SELECT username FROM users ORDER BY created_at ASC LIMIT 5;
2. To understand when to run the ad campaign, figure out the day of the week most users register on?
SELECT sum(id), dayname(created_at) FROM users GROUP BY username;
3. To target inactive users in an email ad campaign, find the users who have never posted a photo.
SELECT username FROM users WHERE username NOT IN (select username from photos INNER JOIN users ON photos.user_id = users.id);
4. Suppose you are running a contest to find out who got the most likes on a photo.
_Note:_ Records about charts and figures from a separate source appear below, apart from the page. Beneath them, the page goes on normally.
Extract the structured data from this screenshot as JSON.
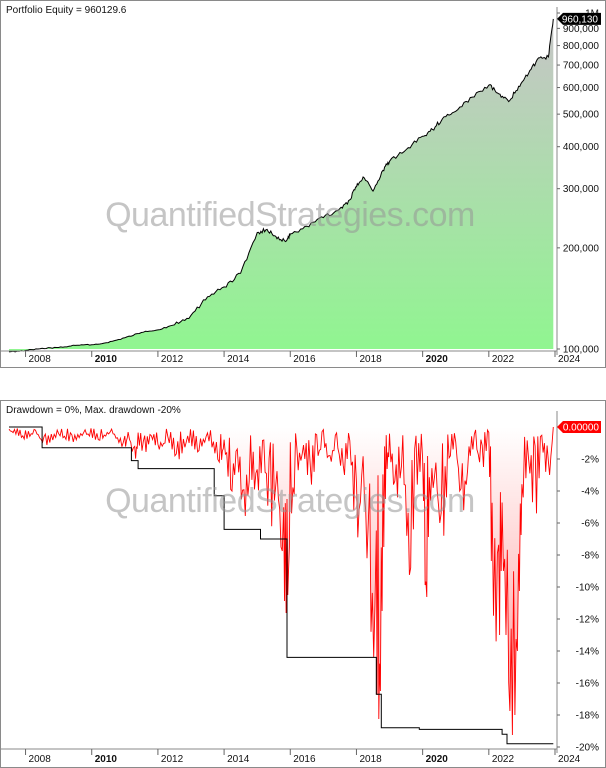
{
  "watermark": "QuantifiedStrategies.com",
  "chart_data": [
    {
      "type": "area",
      "title": "Portfolio Equity = 960129.6",
      "y_scale": "log",
      "ylim": [
        100000,
        1000000
      ],
      "xlim": [
        2007.5,
        2024.0
      ],
      "x_ticks": [
        {
          "year": 2008,
          "label": "2008",
          "bold": false
        },
        {
          "year": 2010,
          "label": "2010",
          "bold": true
        },
        {
          "year": 2012,
          "label": "2012",
          "bold": false
        },
        {
          "year": 2014,
          "label": "2014",
          "bold": false
        },
        {
          "year": 2016,
          "label": "2016",
          "bold": false
        },
        {
          "year": 2018,
          "label": "2018",
          "bold": false
        },
        {
          "year": 2020,
          "label": "2020",
          "bold": true
        },
        {
          "year": 2022,
          "label": "2022",
          "bold": false
        },
        {
          "year": 2024,
          "label": "2024",
          "bold": false
        }
      ],
      "y_ticks": [
        {
          "value": 1000000,
          "label": "1M"
        },
        {
          "value": 900000,
          "label": "900,000"
        },
        {
          "value": 800000,
          "label": "800,000"
        },
        {
          "value": 700000,
          "label": "700,000"
        },
        {
          "value": 600000,
          "label": "600,000"
        },
        {
          "value": 500000,
          "label": "500,000"
        },
        {
          "value": 400000,
          "label": "400,000"
        },
        {
          "value": 300000,
          "label": "300,000"
        },
        {
          "value": 200000,
          "label": "200,000"
        },
        {
          "value": 100000,
          "label": "100,000"
        }
      ],
      "last_value_label": "960,130",
      "series": [
        {
          "x": [
            2007.5,
            2008.0,
            2008.5,
            2009.0,
            2009.5,
            2010.0,
            2010.5,
            2011.0,
            2011.5,
            2012.0,
            2012.5,
            2013.0,
            2013.5,
            2014.0,
            2014.5,
            2015.0,
            2015.3,
            2015.6,
            2015.9,
            2016.0,
            2016.5,
            2017.0,
            2017.5,
            2017.8,
            2018.0,
            2018.2,
            2018.5,
            2018.8,
            2019.0,
            2019.5,
            2020.0,
            2020.3,
            2020.6,
            2021.0,
            2021.5,
            2022.0,
            2022.3,
            2022.6,
            2022.9,
            2023.2,
            2023.5,
            2023.8,
            2023.95
          ],
          "y": [
            98000,
            99000,
            100500,
            101000,
            102500,
            103000,
            104500,
            108000,
            112000,
            114000,
            118000,
            126000,
            143000,
            153000,
            168000,
            222000,
            227000,
            213000,
            211000,
            220000,
            232000,
            246000,
            262000,
            278000,
            304000,
            325000,
            295000,
            340000,
            362000,
            392000,
            430000,
            450000,
            485000,
            510000,
            562000,
            610000,
            575000,
            545000,
            605000,
            660000,
            735000,
            740000,
            960130
          ]
        }
      ]
    },
    {
      "type": "area",
      "title": "Drawdown = 0%, Max. drawdown -20%",
      "ylim": [
        -20,
        0
      ],
      "xlim": [
        2007.5,
        2024.0
      ],
      "x_ticks": [
        {
          "year": 2008,
          "label": "2008",
          "bold": false
        },
        {
          "year": 2010,
          "label": "2010",
          "bold": true
        },
        {
          "year": 2012,
          "label": "2012",
          "bold": false
        },
        {
          "year": 2014,
          "label": "2014",
          "bold": false
        },
        {
          "year": 2016,
          "label": "2016",
          "bold": false
        },
        {
          "year": 2018,
          "label": "2018",
          "bold": false
        },
        {
          "year": 2020,
          "label": "2020",
          "bold": true
        },
        {
          "year": 2022,
          "label": "2022",
          "bold": false
        },
        {
          "year": 2024,
          "label": "2024",
          "bold": false
        }
      ],
      "y_ticks": [
        {
          "value": -2,
          "label": "-2%"
        },
        {
          "value": -4,
          "label": "-4%"
        },
        {
          "value": -6,
          "label": "-6%"
        },
        {
          "value": -8,
          "label": "-8%"
        },
        {
          "value": -10,
          "label": "-10%"
        },
        {
          "value": -12,
          "label": "-12%"
        },
        {
          "value": -14,
          "label": "-14%"
        },
        {
          "value": -16,
          "label": "-16%"
        },
        {
          "value": -18,
          "label": "-18%"
        },
        {
          "value": -20,
          "label": "-20%"
        }
      ],
      "last_value_label": "0.00000",
      "series": [
        {
          "name": "Drawdown",
          "x": [
            2007.5,
            2008.0,
            2008.3,
            2008.6,
            2009.0,
            2009.4,
            2009.8,
            2010.2,
            2010.6,
            2011.0,
            2011.1,
            2011.3,
            2011.4,
            2011.6,
            2011.8,
            2012.0,
            2012.3,
            2012.6,
            2012.9,
            2013.2,
            2013.5,
            2013.9,
            2014.0,
            2014.2,
            2014.4,
            2014.6,
            2014.8,
            2015.0,
            2015.2,
            2015.4,
            2015.6,
            2015.8,
            2015.9,
            2016.0,
            2016.2,
            2016.4,
            2016.6,
            2016.8,
            2017.0,
            2017.2,
            2017.4,
            2017.6,
            2017.8,
            2018.0,
            2018.2,
            2018.4,
            2018.6,
            2018.7,
            2018.8,
            2018.9,
            2019.0,
            2019.2,
            2019.4,
            2019.6,
            2019.8,
            2020.0,
            2020.1,
            2020.2,
            2020.4,
            2020.6,
            2020.8,
            2021.0,
            2021.2,
            2021.4,
            2021.6,
            2021.8,
            2022.0,
            2022.1,
            2022.3,
            2022.4,
            2022.6,
            2022.75,
            2022.9,
            2023.0,
            2023.2,
            2023.4,
            2023.6,
            2023.8,
            2023.95
          ],
          "y": [
            -0.2,
            -0.8,
            -0.3,
            -1.2,
            -0.5,
            -1.0,
            -0.4,
            -0.9,
            -0.3,
            -1.5,
            -0.4,
            -2.3,
            -1.0,
            -1.8,
            -0.6,
            -1.5,
            -0.8,
            -2.2,
            -0.9,
            -1.6,
            -0.7,
            -2.4,
            -1.0,
            -4.5,
            -2.0,
            -6.2,
            -3.0,
            -4.5,
            -1.8,
            -7.0,
            -3.0,
            -10.5,
            -12.0,
            -6.0,
            -3.0,
            -1.5,
            -4.0,
            -2.0,
            -1.0,
            -2.5,
            -0.8,
            -3.5,
            -1.0,
            -8.0,
            -2.5,
            -12.0,
            -16.0,
            -19.0,
            -9.0,
            -3.0,
            -1.5,
            -5.0,
            -2.0,
            -10.0,
            -4.0,
            -2.0,
            -12.5,
            -5.0,
            -3.0,
            -8.0,
            -2.0,
            -1.0,
            -6.0,
            -2.0,
            -1.0,
            -3.0,
            -0.5,
            -11.0,
            -15.0,
            -7.0,
            -17.0,
            -20.0,
            -12.0,
            -5.0,
            -2.0,
            -6.5,
            -1.0,
            -4.0,
            0.0
          ]
        },
        {
          "name": "Max. drawdown",
          "x": [
            2007.5,
            2008.5,
            2008.5,
            2011.2,
            2011.2,
            2011.4,
            2011.4,
            2013.7,
            2013.7,
            2014.0,
            2014.0,
            2015.1,
            2015.1,
            2015.9,
            2015.9,
            2018.6,
            2018.6,
            2018.75,
            2018.75,
            2019.9,
            2019.9,
            2022.4,
            2022.4,
            2022.55,
            2022.55,
            2023.95
          ],
          "y": [
            0.0,
            0.0,
            -1.3,
            -1.3,
            -2.1,
            -2.1,
            -2.6,
            -2.6,
            -4.3,
            -4.3,
            -6.4,
            -6.4,
            -7.0,
            -7.0,
            -14.4,
            -14.4,
            -16.7,
            -16.7,
            -18.8,
            -18.8,
            -18.9,
            -18.9,
            -19.2,
            -19.2,
            -19.8,
            -19.8
          ]
        }
      ]
    }
  ]
}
Find out who won?
SELECT COUNT(photo_id) AS onenum, user_id, username FROM likes INNER JOIN users ON likes.user_id=users.id GROUP BY user_id ORDER BY onenum DESC;
5. The investors want to know how many times does the average user post.
SELECT * FROM photos SELECT Floor(avg(om)) FROM (SELECT user_id, COUNT(image_url) AS om FROM photos GROUP BY user_id) AS image;
6. A brand wants to know which hashtag to use on a post, and find the top most used hashtags.
SELECT tag_name FROM tags INNER JOIN photo_tags ON photo_tags.tag_id = tags.id GROUP BY tag_id ORDER BY tag_id DESC LIMIT 5;
7. To find out if there are bots, find users who have liked every single photo on the site.
SELECT user_id, COUNT(photo_id) AS liked_photos FROM likes INNER JOIN photos ON likes.user_id=photos.id GROUP BY user_id;
8. To know who the celebrities are, find users who have never commented on a photo.
SELECT username, id FROM users WHERE id NOT IN (SELECT user_id FROM comments);
9. Now it’s time to find both of them together, find the users who have never commented on any photo or have commented on every photo.
SELECT username, id FROM users WHERE id NOT IN (SELECT user_id FROM comments)
UNION ALL
SELECT username, id FROM users WHERE id IN (SELECT user_id FROM comments);